C'est un dieu, Omar Sharif. Non, c'est à la fois Dieu et le Roi du monde. C'est le dieu de tous les dieux. La voix de toutes les voix. L'Amour de tous les amours. Le feu et la pluie. Le rêve de tous les rêves. La beauté même. La majesté. La raison pour laquelle cet univers a été créé.
Mes sœurs étaient dans le délire amoureux. Dans l'exagération absolue. Je les regardais, heureux pour elles, mais sans arriver à les suivre. Quand Omar Sharif est apparu en noir et blanc sur l'écran de notre petite télévision, je suis entré instantanément dans la religion de mes sœurs. Et dans le même délire amoureux.
Omar Sharif est le plus grand dieu de tous les grands dieux. J'ai prononcé cette phrase au milieu du film. Mes sœurs m'ont alors chaleureusement applaudi. Bienvenue au club, Youssef.
Je ne me souviens pas exactement de tout ce que raconte « Un homme dans notre maison ». Ma mémoire n'a gardé que des flashs. Une histoire et un film que je réécris sans cesse. Omar Sharif est un résistant à la colonisation britannique en Égypte. Il tue les soldats anglais. Avec ses camarades, il veut libérer l'Égypte et les Égyptiens de l'occupation occidentale, de cette oppression et cette injustice. Il veut cette liberté.
Omar Sharif est la liberté.
Il est recherché par les méchants soldats britanniques. Ils veulent le capturer et le fusiller.
Omar Sharif est seul au Caire, en fuite. C'est un héros. Il n'a pas de parents. Il passe d'une cachette à une autre. Quinze minutes après le début du film, il arrive dans la maison de son camarade à l’université, interprété par l'acteur Hassan Youssef.

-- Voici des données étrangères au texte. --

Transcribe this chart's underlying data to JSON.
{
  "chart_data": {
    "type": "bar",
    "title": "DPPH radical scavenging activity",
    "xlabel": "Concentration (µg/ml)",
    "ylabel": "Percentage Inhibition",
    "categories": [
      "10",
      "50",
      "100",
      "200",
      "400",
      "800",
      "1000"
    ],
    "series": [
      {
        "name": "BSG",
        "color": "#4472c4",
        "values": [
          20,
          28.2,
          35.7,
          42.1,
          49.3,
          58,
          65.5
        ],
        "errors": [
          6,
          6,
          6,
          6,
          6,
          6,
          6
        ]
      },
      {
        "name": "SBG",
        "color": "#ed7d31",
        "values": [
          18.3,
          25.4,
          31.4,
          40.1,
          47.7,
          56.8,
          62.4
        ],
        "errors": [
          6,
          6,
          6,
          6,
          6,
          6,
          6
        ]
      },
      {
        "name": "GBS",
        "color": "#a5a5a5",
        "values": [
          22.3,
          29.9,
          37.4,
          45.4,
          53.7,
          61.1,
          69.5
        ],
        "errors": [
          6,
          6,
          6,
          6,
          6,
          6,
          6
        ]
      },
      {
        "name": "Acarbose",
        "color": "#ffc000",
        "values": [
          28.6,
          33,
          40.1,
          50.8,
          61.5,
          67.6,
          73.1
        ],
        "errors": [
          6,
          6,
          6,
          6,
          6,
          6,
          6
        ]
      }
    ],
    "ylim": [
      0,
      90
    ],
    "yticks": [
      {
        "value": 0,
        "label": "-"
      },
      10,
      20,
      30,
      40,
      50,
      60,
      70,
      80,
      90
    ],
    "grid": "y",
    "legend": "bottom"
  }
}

Omar frappe à la porte. Hassan lui ouvre. Il est très très heureux de voir Omar. Ses yeux sont remplis d'amour fou et incontrôlable pour Omar.
« Je suis recherché par les Britanniques. Je peux me cacher chez vous quelque temps, Hassan ? »
Hassan demande à sa mère et à son père. Quand ces deux derniers voient Omar Sharif, ils acceptent tout de suite. « Notre maison est ta maison. »
Omar va vers le père et la mère. Il baise très respectueusement leurs mains.
« Tu dormiras dans la même chambre que Hassan, mon fils. »
L'actrice Zubaida Tharwat entre en scène. Elle est comme une petite chatte qui fait la chatte en permanence. Elle vous regarde comme une chatte. Elle bouge comme une chatte. Elle parle comme une chatte. Tout en elle est mou et élégant à la fois. On dirait du beurre, cette fille. Du beurre qui fond. Elle n'est pas possible, Zubaida. C'est quoi, son mystère ? Elle fait tourner la tête à tout le monde. Elle plante ses yeux dans les yeux d'Omar. Elle joue à la fille bien élevée, timide, qui a des principes. Elle baisse ses yeux. Mais elle sait que ça y est, sa mission est déjà accomplie. Omar Sharif est foutu. Il est tombé instantanément amoureux de Zubaida et de son beurre.
Omar ne fait que regarder Zubaida, maintenant. On dirait que le film s'est arrêté. Cet instant dure longtemps.
Mes sœurs se mettent à crier. Nous sommes avec toi, Omar. Nous sommes pour toi, Omar. Nous sommes toutes et tous Zubaida, Omar. Ne baisse surtout pas tes yeux, Omar. Regarde. On s'en fout des autres personnes présentes dans la scène, dans la pièce, le père, la mère, et le fils Hassan. Regarde Zubaida. Regarde.
Zubaida finit par relever ses yeux impitoyables pour les planter de nouveau dans les yeux d'Omar. Pauvre de lui. Il n'a aucune chance. Il est pris, attrapé, piégé dans l'amour, à vie. Il fond lui aussi et il coule dans le beurre de Zubaida. Et personne ne viendra le sauver, Omar.
Mes sœurs sont heureuses. Je suis tout aussi heureux qu'elles. Mais pas Hassan. Il est furieux. Il est jaloux de sa sœur Zubaida. « Mais comment oses-tu me faire ça, méchante et ingrate Zubaida ? Omar est mon camarade à moi, mon ami à moi. Il dormira dans ma chambre à moi. Dans le même lit que moi. »
J'étais du côté de Zubaida, au départ. À présent, je suis de celui de Hassan. Je suis Hassan. Ses mots m'ont convaincu. Je change de position. C'est politique. Je suis contre mes sœurs. Je leur ai tourné le dos. La guerre est déclarée.